Hier, j’ai présenté aux membres de la commission des affaires économiques mon rapport pour avis sur le budget de la mission Agriculture et Alimentation du Projet de loi de finances 2020. Cette intervention m’a permis à la fois de saluer un budget à la hausse mais aussi de parler des prochains grands enjeux en matière d’agriculture.

Dans mon discours d’introduction, je suis notamment revenu sur les dangers du dérèglement climatique pour notre agriculture et la nécessité de prendre des mesures pour contrer ce dérèglement et prévenir les prochains phénomènes climatologiques extrêmes. La mission budgétaire a pris en compte ces enjeux avec une hausse importante des crédits en faveur des mesures agroenvironementales et climatiques.

J’ai également rappelé la pertinence des mesures proposées par les Etats généraux de l’Alimentation  (EGA) et l’importance de poursuivre leur mise en œuvre notamment pour mieux rétribuer nos agriculteurs.

Protéger nos agriculteurs c’est aussi travailler en commun avec l’Europe pour éviter les décalages entre les politiques agricoles des Etats membres et militer en faveur d’une Politique Agricole Commune forte, sans baisse budgétaire.

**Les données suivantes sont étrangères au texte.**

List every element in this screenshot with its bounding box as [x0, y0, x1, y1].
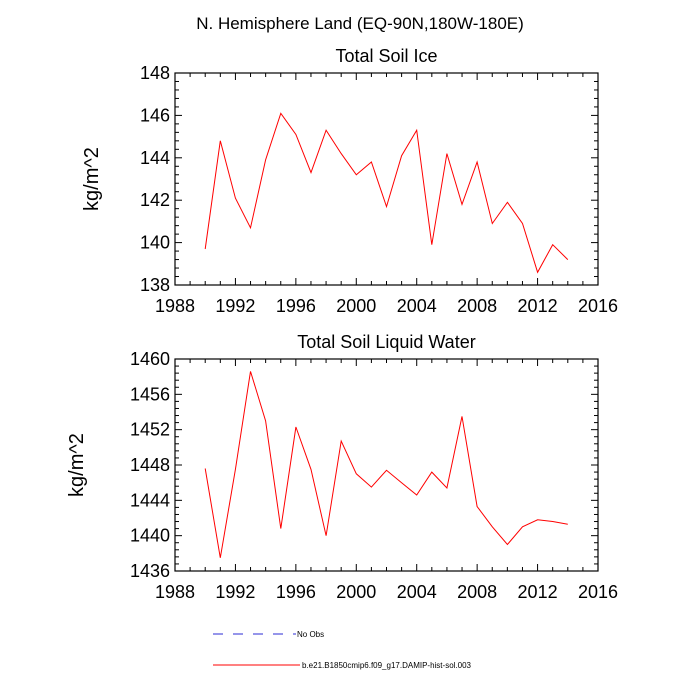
x-tick-label: 1992: [215, 296, 255, 316]
data-point: [445, 486, 448, 489]
legend-label-no-obs: No Obs: [297, 630, 324, 639]
y-tick-label: 1452: [130, 420, 170, 440]
y-tick-label: 140: [140, 233, 170, 253]
y-tick-label: 1456: [130, 384, 170, 404]
x-tick-label: 2008: [457, 582, 497, 602]
legend: No Obs b.e21.B1850cmip6.f09_g17.DAMIP-hi…: [213, 630, 472, 670]
y-tick-label: 142: [140, 190, 170, 210]
data-point: [249, 226, 252, 229]
y-tick-label: 1444: [130, 490, 170, 510]
data-point: [536, 518, 539, 521]
y-tick-label: 148: [140, 63, 170, 83]
data-point: [279, 527, 282, 530]
x-tick-label: 1988: [155, 582, 195, 602]
data-point: [325, 129, 328, 132]
y-axis-label: kg/m^2: [66, 433, 88, 497]
data-point: [264, 158, 267, 161]
x-tick-label: 2000: [336, 296, 376, 316]
x-tick-label: 2008: [457, 296, 497, 316]
data-point: [461, 415, 464, 418]
plot-frame: [174, 358, 599, 572]
y-axis-label: kg/m^2: [81, 147, 103, 211]
data-point: [340, 440, 343, 443]
series-line: [204, 371, 568, 558]
data-point: [536, 271, 539, 274]
panel-total-soil-ice: Total Soil Ice 1988 1992 1996 2000 2004 2008 20…: [81, 46, 618, 316]
data-point: [415, 129, 418, 132]
y-tick-label: 144: [140, 148, 170, 168]
y-tick-label: 1440: [130, 526, 170, 546]
y-tick-label: 146: [140, 105, 170, 125]
x-tick-label: 2004: [397, 582, 437, 602]
data-point: [279, 112, 282, 115]
data-point: [264, 419, 267, 422]
data-point: [234, 468, 237, 471]
y-tick-label: 1436: [130, 561, 170, 581]
y-tick-label: 138: [140, 275, 170, 295]
data-point: [249, 370, 252, 373]
data-point: [551, 520, 554, 523]
data-point: [476, 161, 479, 164]
panel-title: Total Soil Liquid Water: [297, 332, 475, 352]
panel-total-soil-liquid-water: Total Soil Liquid Water 1988 1992 1996 2000 2…: [66, 332, 618, 602]
data-point: [385, 469, 388, 472]
data-point: [566, 523, 569, 526]
data-point: [461, 203, 464, 206]
data-point: [204, 467, 207, 470]
data-point: [370, 486, 373, 489]
data-point: [430, 471, 433, 474]
data-point: [309, 468, 312, 471]
x-tick-label: 1988: [155, 296, 195, 316]
x-tick-label: 2000: [336, 582, 376, 602]
y-tick-label: 1460: [130, 349, 170, 369]
data-point: [219, 139, 222, 142]
data-point: [204, 247, 207, 250]
x-tick-label: 2004: [397, 296, 437, 316]
data-point: [234, 197, 237, 200]
data-point: [491, 222, 494, 225]
legend-label-model: b.e21.B1850cmip6.f09_g17.DAMIP-hist-sol.…: [302, 661, 472, 670]
data-point: [430, 243, 433, 246]
x-tick-label: 2012: [518, 582, 558, 602]
figure-title: N. Hemisphere Land (EQ-90N,180W-180E): [196, 14, 524, 33]
data-point: [400, 154, 403, 157]
data-point: [294, 133, 297, 136]
plot-frame: [174, 72, 599, 286]
data-point: [219, 556, 222, 559]
data-point: [566, 258, 569, 261]
data-point: [294, 426, 297, 429]
x-tick-label: 2012: [518, 296, 558, 316]
x-tick-label: 1996: [276, 296, 316, 316]
x-tick-label: 1996: [276, 582, 316, 602]
x-tick-label: 2016: [578, 296, 618, 316]
data-point: [355, 472, 358, 475]
data-point: [521, 222, 524, 225]
data-point: [385, 205, 388, 208]
data-point: [476, 505, 479, 508]
data-point: [445, 152, 448, 155]
data-point: [506, 201, 509, 204]
data-point: [309, 171, 312, 174]
data-point: [521, 525, 524, 528]
data-point: [551, 243, 554, 246]
y-tick-label: 1448: [130, 455, 170, 475]
data-point: [415, 494, 418, 497]
data-point: [506, 543, 509, 546]
x-tick-label: 2016: [578, 582, 618, 602]
data-point: [355, 173, 358, 176]
data-point: [400, 481, 403, 484]
data-point: [491, 525, 494, 528]
panel-title: Total Soil Ice: [335, 46, 437, 66]
series-line: [204, 112, 569, 274]
data-point: [325, 534, 328, 537]
data-point: [340, 152, 343, 155]
x-tick-label: 1992: [215, 582, 255, 602]
data-point: [370, 161, 373, 164]
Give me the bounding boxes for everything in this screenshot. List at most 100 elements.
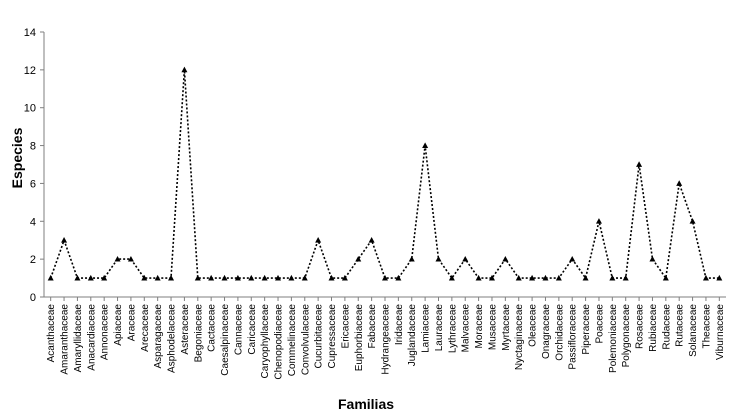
x-tick-label: Passifloraceae [568,304,579,370]
x-tick-label: Chenopodiaceae [274,304,285,380]
x-tick-label: Oleaceae [528,304,539,347]
y-tick-label: 14 [24,27,36,39]
x-tick-label: Rutaceae [675,304,686,347]
data-point [609,274,616,281]
x-tick-label: Lythraceae [447,304,458,354]
data-point [395,274,402,281]
data-point [275,274,282,281]
data-point [555,274,562,281]
data-point [716,274,723,281]
y-axis-title: Especies [9,127,25,188]
x-axis-title: Familias [338,396,394,412]
x-tick-label: Nyctaginaceae [514,304,525,371]
x-tick-label: Rudaceae [661,304,672,350]
x-tick-label: Asphodelaceae [167,304,178,373]
x-tick-label: Viburnaceae [715,304,726,360]
x-tick-label: Solanaceae [688,304,699,357]
data-point [194,274,201,281]
data-point [595,218,602,224]
data-point [221,274,228,281]
y-tick-label: 2 [30,254,36,266]
data-point [355,255,362,262]
data-point [181,66,188,73]
x-tick-label: Apiaceae [113,304,124,346]
x-tick-label: Convolvulaceae [300,304,311,376]
x-tick-label: Lauraceae [434,304,445,352]
x-tick-label: Anacardiaceae [86,304,97,371]
data-point [448,274,455,281]
x-tick-label: Rubiaceae [648,304,659,352]
data-point [676,180,683,186]
x-axis: Acanthaceae Amaranthaceae Amaryllidaceae An… [44,296,726,380]
data-point [582,274,589,281]
x-tick-label: Myrtaceae [501,304,512,351]
x-tick-label: Polygonaceae [621,304,632,368]
data-point [368,237,375,243]
x-tick-label: Amaryllidaceae [73,304,84,373]
series-species [47,66,723,281]
x-tick-label: Caesalpinaceae [220,304,231,376]
data-point [127,255,134,262]
x-tick-label: Moraceae [474,304,485,349]
data-point [408,255,415,262]
x-tick-label: Asteraceae [180,304,191,355]
x-tick-label: Musaceae [487,304,498,351]
x-tick-label: Cucurbitaceae [314,304,325,369]
x-tick-label: Theaceae [701,304,712,349]
data-point [154,274,161,281]
x-tick-label: Juglandaceae [407,304,418,367]
data-point [301,274,308,281]
x-tick-label: Commelinaceae [287,304,298,377]
data-point [261,274,268,281]
data-point [435,255,442,262]
x-tick-label: Annonaceae [100,304,111,361]
x-tick-label: Asparagaceae [153,304,164,369]
x-tick-label: Araceae [126,304,137,342]
x-tick-label: Cannaceae [233,304,244,356]
x-tick-label: Polemoniaceae [608,304,619,373]
data-point [689,218,696,224]
data-point [462,255,469,262]
x-tick-label: Iridaceae [394,304,405,346]
x-tick-label: Poaceae [594,304,605,344]
data-point [422,142,429,148]
data-point [475,274,482,281]
y-tick-label: 0 [30,292,36,304]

J’ai clôturé mon discours en rappelant la nécessité d’une politique de proximité et d’acteurs de terrain pour accompagner nos agriculteurs. En ce sens j’ai réaffirmé mon opposition à la baisse de financement des chambres d’agriculture via la réduction de la taxe additionnelle sur le foncier non bâti.

Cette séquence a suscité un débat riche et animé avec les députés de tout bord. Elle a permis une réflexion et un travail en commun qui a donné lieu à l’adoption, par la commission, de cinq amendements pour : renforcer les moyens des médiateurs des relations commerciales, augmenter les crédits pour les fermes DEPHY et pour les projets alimentaires territoriaux, augmenter les moyens des organisations de producteurs et commander une rapport au Gouvernement sur la modulation de la taxe d’aménagement.

La deuxième partie de mon rapport pour avis a été consacré au projet de la Caisse des dépôts biodiversité qui pourrait résoudre une partie des problèmes rencontrés par les acteurs « classiques » et « alternatifs » du foncier dans l’acquisition de terres.

Ce projet propose d’acheter de grandes parcelles de terres agricoles, de les re-découper et les rendre disponibles pour les nouveaux exploitants, à un loyer modéré en contrepartie du respect d’un cahier des charges préétabli, composé de diverses obligations environnementales.